I would like to thank the Munsell Color Science Lab and Dr. Michael Murdoch for providing the time, resources, and data required for this project. Dr. Murdoch provided the measurements of the Phillips and ETC lighting fixtures used. MCSL provided much of the standard observer data, D65 spectrum, and other useful color data. Finally, many of the matrix methods used for calculating each color patch can be found in Billmeyer and Saltzman’s Principals of Color Technology, 4th ed. This book also provided the idea of using Viggiano weights as the objective function during optimization. I highly recommend it to anyone interested in learning more about color science.
Munsell Color Science Lab has several available funded PhD positions opening in the 2020-21 school year. The application deadline is January 15th and it is a very fun place to work.
- Guo, X., & Houser, K. W. (2004). A review of colour rendering indices and their application to commercial light sources.
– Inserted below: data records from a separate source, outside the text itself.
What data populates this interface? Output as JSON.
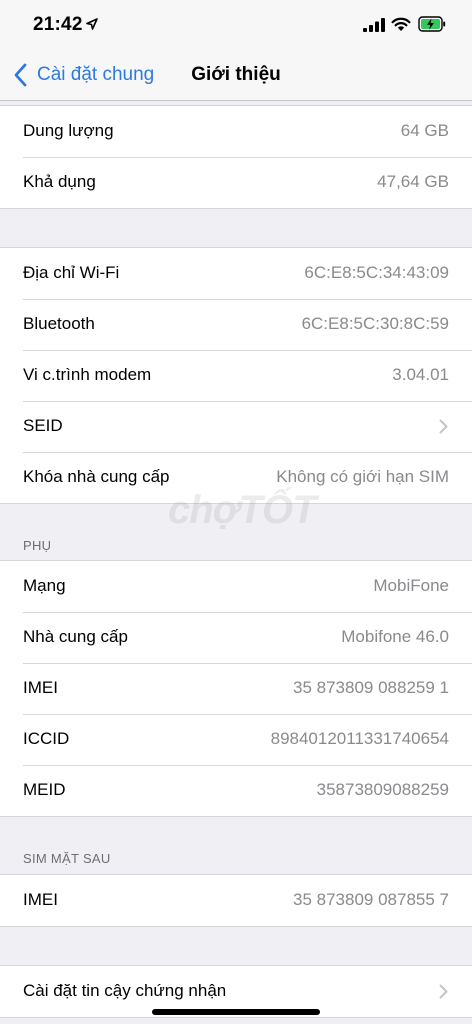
{
  "status_bar": {
    "time": "21:42"
  },
  "nav": {
    "back_label": "Cài đặt chung",
    "title": "Giới thiệu"
  },
  "group1": [
    {
      "label": "Dung lượng",
      "value": "64 GB"
    },
    {
      "label": "Khả dụng",
      "value": "47,64 GB"
    }
  ],
  "group2": [
    {
      "label": "Địa chỉ Wi-Fi",
      "value": "6C:E8:5C:34:43:09"
    },
    {
      "label": "Bluetooth",
      "value": "6C:E8:5C:30:8C:59"
    },
    {
      "label": "Vi c.trình modem",
      "value": "3.04.01"
    },
    {
      "label": "SEID",
      "value": ""
    },
    {
      "label": "Khóa nhà cung cấp",
      "value": "Không có giới hạn SIM"
    }
  ],
  "section_phu": "PHỤ",
  "group3": [
    {
      "label": "Mạng",
      "value": "MobiFone"
    },
    {
      "label": "Nhà cung cấp",
      "value": "Mobifone 46.0"
    },
    {
      "label": "IMEI",
      "value": "35 873809 088259 1"
    },
    {
      "label": "ICCID",
      "value": "8984012011331740654"
    },
    {
      "label": "MEID",
      "value": "35873809088259"
    }
  ],
  "section_sim": "SIM MẶT SAU",
  "group4": [
    {
      "label": "IMEI",
      "value": "35 873809 087855 7"
    }
  ],
  "group5": [
    {
      "label": "Cài đặt tin cậy chứng nhận",
      "value": ""
    }
  ],
  "watermark": "chợTỐT",
  "colors": {
    "accent": "#2a7ae2",
    "battery_charge": "#34c759"
  }
}
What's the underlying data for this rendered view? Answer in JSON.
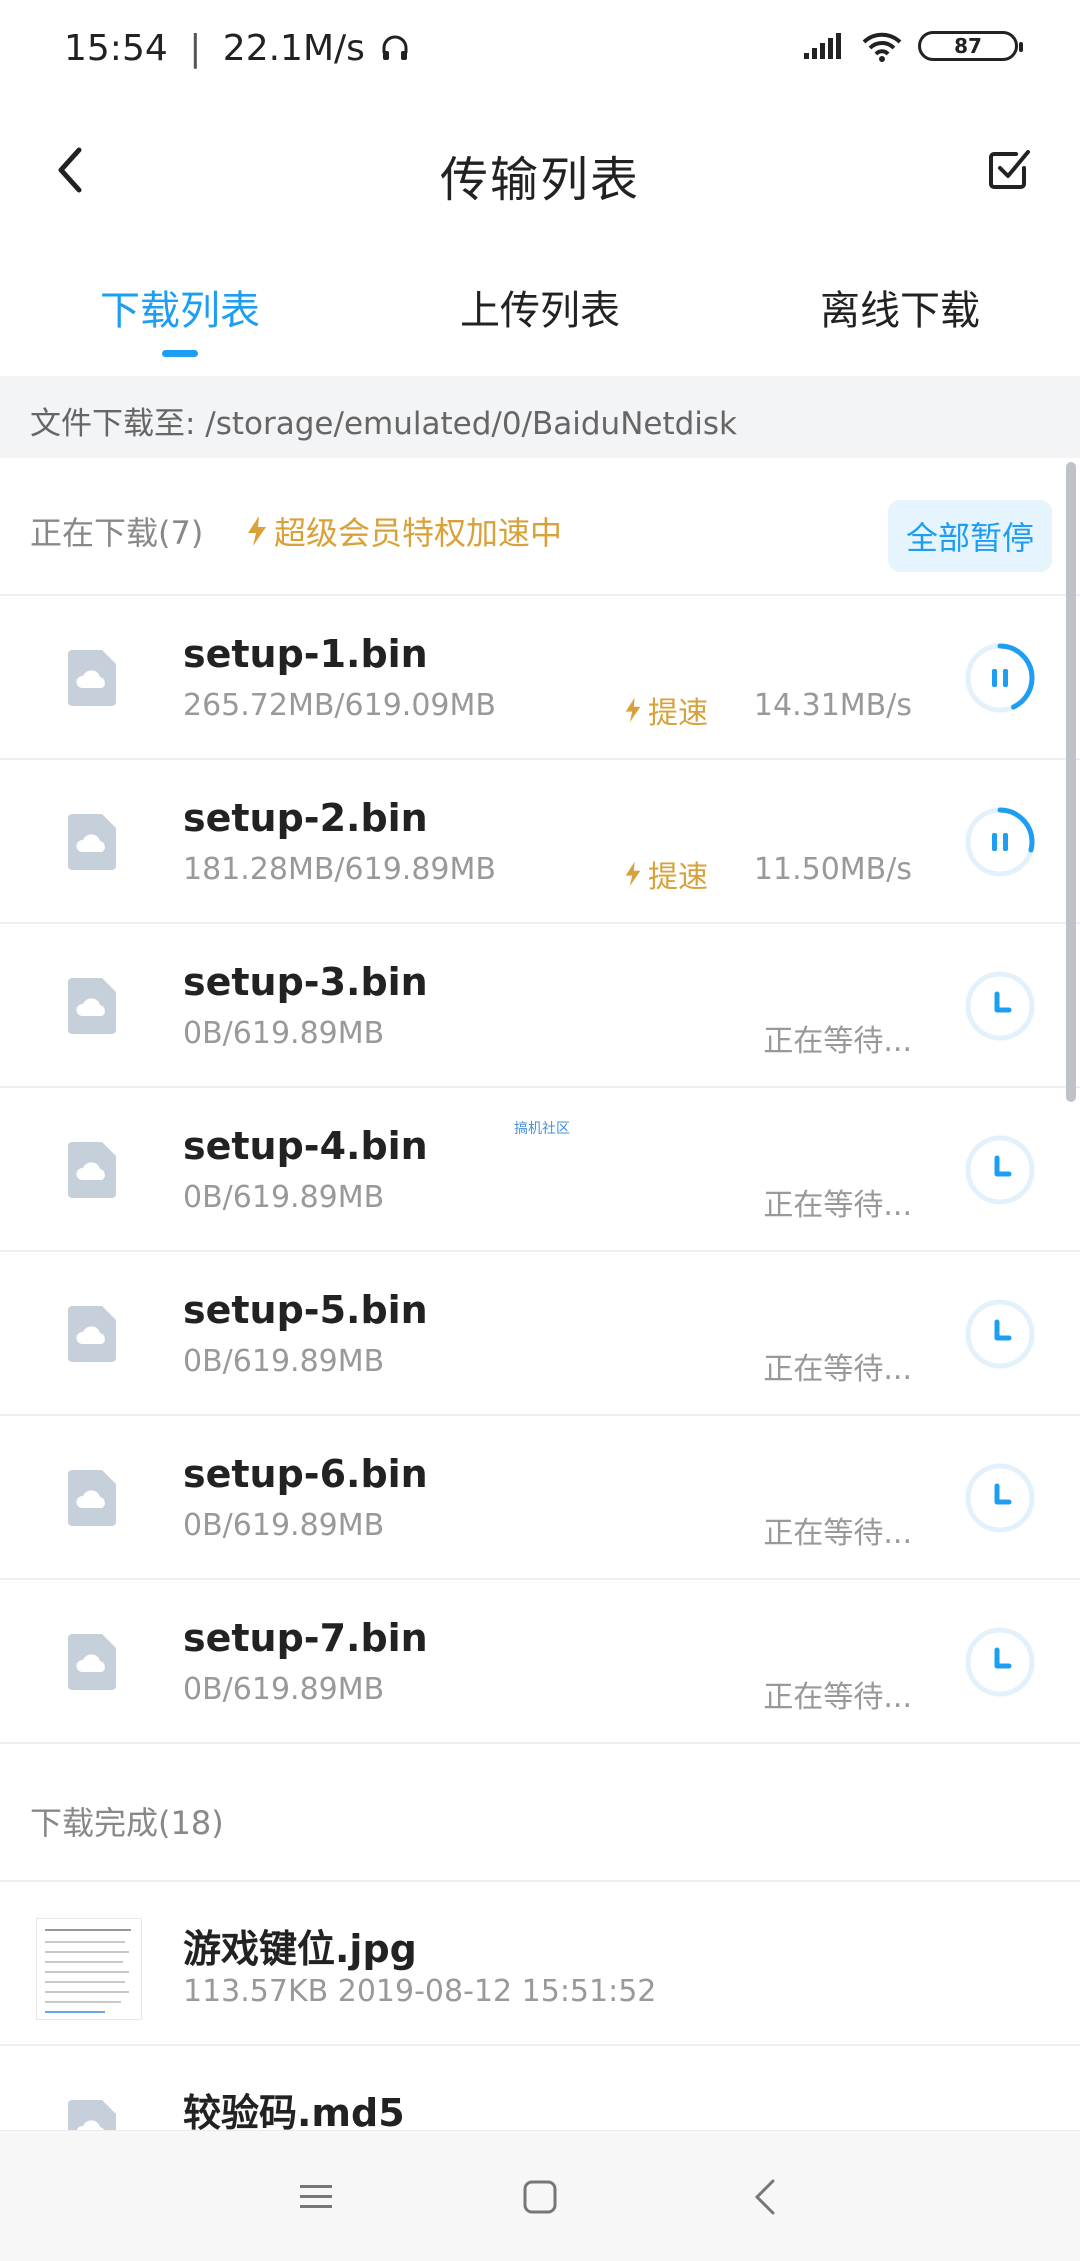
{
  "status_bar": {
    "time": "15:54",
    "separator": "|",
    "net_speed": "22.1M/s",
    "battery": "87",
    "icons": [
      "headphones-icon",
      "signal-icon",
      "wifi-icon",
      "battery-icon"
    ]
  },
  "header": {
    "title": "传输列表",
    "back_icon": "chevron-left-icon",
    "select_icon": "checkbox-edit-icon"
  },
  "tabs": [
    {
      "label": "下载列表",
      "active": true
    },
    {
      "label": "上传列表",
      "active": false
    },
    {
      "label": "离线下载",
      "active": false
    }
  ],
  "download_path": "文件下载至: /storage/emulated/0/BaiduNetdisk",
  "downloading": {
    "title": "正在下载(7)",
    "vip_note": "超级会员特权加速中",
    "pause_all_label": "全部暂停",
    "items": [
      {
        "name": "setup-1.bin",
        "size": "265.72MB/619.09MB",
        "boost": "提速",
        "speed": "14.31MB/s",
        "status": "downloading",
        "progress": 0.43
      },
      {
        "name": "setup-2.bin",
        "size": "181.28MB/619.89MB",
        "boost": "提速",
        "speed": "11.50MB/s",
        "status": "downloading",
        "progress": 0.29
      },
      {
        "name": "setup-3.bin",
        "size": "0B/619.89MB",
        "status_text": "正在等待...",
        "status": "waiting"
      },
      {
        "name": "setup-4.bin",
        "size": "0B/619.89MB",
        "status_text": "正在等待...",
        "status": "waiting"
      },
      {
        "name": "setup-5.bin",
        "size": "0B/619.89MB",
        "status_text": "正在等待...",
        "status": "waiting"
      },
      {
        "name": "setup-6.bin",
        "size": "0B/619.89MB",
        "status_text": "正在等待...",
        "status": "waiting"
      },
      {
        "name": "setup-7.bin",
        "size": "0B/619.89MB",
        "status_text": "正在等待...",
        "status": "waiting"
      }
    ]
  },
  "completed": {
    "title": "下载完成(18)",
    "items": [
      {
        "name": "游戏键位.jpg",
        "meta": "113.57KB 2019-08-12 15:51:52"
      },
      {
        "name": "较验码.md5",
        "meta": ""
      }
    ]
  },
  "watermark": "搞机社区",
  "nav": [
    "menu-icon",
    "home-square-icon",
    "back-chevron-icon"
  ],
  "colors": {
    "accent": "#1e9ef3",
    "vip": "#d9a13a",
    "muted": "#999999"
  }
}
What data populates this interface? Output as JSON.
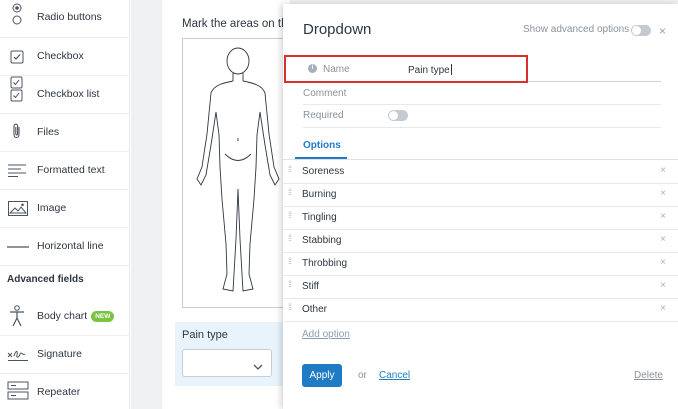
{
  "sidebar": {
    "items": [
      {
        "label": "Radio buttons",
        "icon": "radio-icon"
      },
      {
        "label": "Checkbox",
        "icon": "checkbox-icon"
      },
      {
        "label": "Checkbox list",
        "icon": "checkbox-list-icon"
      },
      {
        "label": "Files",
        "icon": "paperclip-icon"
      },
      {
        "label": "Formatted text",
        "icon": "text-lines-icon"
      },
      {
        "label": "Image",
        "icon": "image-icon"
      },
      {
        "label": "Horizontal line",
        "icon": "horizontal-line-icon"
      }
    ],
    "advanced_heading": "Advanced fields",
    "advanced_items": [
      {
        "label": "Body chart",
        "icon": "body-icon",
        "badge": "NEW"
      },
      {
        "label": "Signature",
        "icon": "signature-icon"
      },
      {
        "label": "Repeater",
        "icon": "repeater-icon"
      }
    ]
  },
  "form": {
    "question_text": "Mark the areas on the",
    "pain_type_label": "Pain type",
    "pain_type_value": ""
  },
  "panel": {
    "title": "Dropdown",
    "advanced_toggle_label": "Show advanced options",
    "advanced_toggle_on": false,
    "close_icon": "×",
    "name_label": "Name",
    "name_value": "Pain type",
    "comment_label": "Comment",
    "required_label": "Required",
    "required_on": false,
    "options_tab": "Options",
    "options": [
      "Soreness",
      "Burning",
      "Tingling",
      "Stabbing",
      "Throbbing",
      "Stiff",
      "Other"
    ],
    "remove_icon": "×",
    "add_option": "Add option",
    "apply": "Apply",
    "or": "or",
    "cancel": "Cancel",
    "delete": "Delete"
  },
  "colors": {
    "accent": "#1f7bc4",
    "highlight": "#d9302b",
    "badge": "#7cc342"
  }
}
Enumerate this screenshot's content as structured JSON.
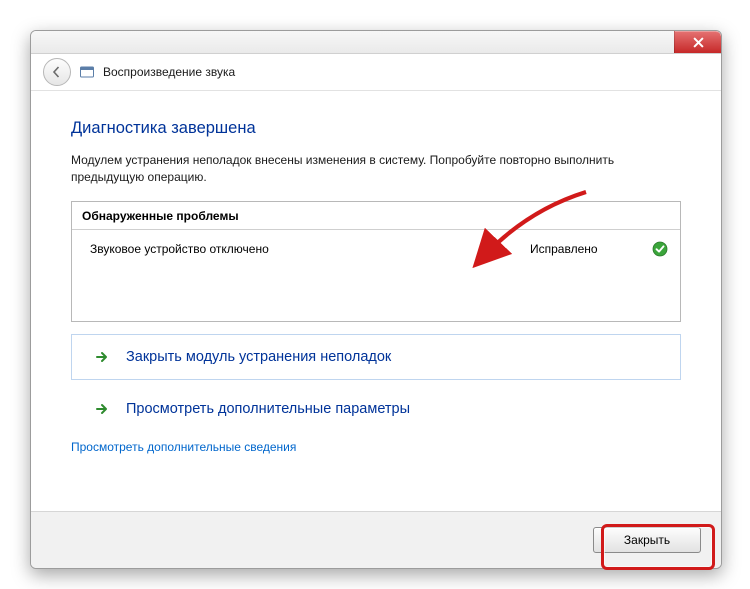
{
  "header": {
    "breadcrumb": "Воспроизведение звука"
  },
  "main": {
    "heading": "Диагностика завершена",
    "description": "Модулем устранения неполадок внесены изменения в систему. Попробуйте повторно выполнить предыдущую операцию.",
    "problems_header": "Обнаруженные проблемы",
    "problems": [
      {
        "name": "Звуковое устройство отключено",
        "status": "Исправлено",
        "state_icon": "check"
      }
    ],
    "choice_close_troubleshooter": "Закрыть модуль устранения неполадок",
    "choice_extra_params": "Просмотреть дополнительные параметры",
    "link_more_info": "Просмотреть дополнительные сведения"
  },
  "footer": {
    "close_button": "Закрыть"
  }
}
- CIE. (2015). Position Statement on CRI and Colour Quality Metrics. Retrieved January 9, 2020, from http://cie.co.at/publications/position-statement-cri-and-colour-quality-metrics-october-15-2015
- Electronic Theatre Controls (2016). Keynote – Dr Kevin Houser edit – YouTube. Retrieved January 9, 2020, from https://www.youtube.com/watch?v=5fQkau7i51k
- Unknown. (n.d.). Useful Color Data. Retrieved January 6, 2020, from RIT MCSL Educational Resources website: https://www.rit.edu/science/munsell-color-science-lab-educational-resources
- Cooksey, C. C., Allen, D. W., & Tsai, B. K. (2017). Reference Data Set of Human Skin Reflectance. Journal of Research of the National Institute of Standards and Technology, 122. https://doi.org/10.6028/jres.122.026
- David, A., Fini, P. T., et al (2015). Development of the IES method for evaluating the color rendition of light sources. Optics Express, 23(12), 15888. https://doi.org/10.1364/oe.23.015888
- Murdoch, M. J. (2019). Dynamic color control in multiprimary tunable LED lighting systems. Journal of the Society for Information Display, 27(9), 570–580. https://doi.org/10.1002/jsid.779
- Viggiano, J. A. S. (2002, June 6). Perception-referenced method for comparison of radiance ratio spectra and its application as an index of metamerism (R. Chung & A. Rodrigues, Eds.). https://doi.org/10.1117/12.464650
- Berns, R. S. (2019). Billmeyer and Saltzman’s Principals of Color Technology (4th ed.). Hoboken, NJ: John Wiley & Sons Inc.
Disclaimer: In 2014 and 2016 Tucker Downs was employed by Electronic Theatre Controls.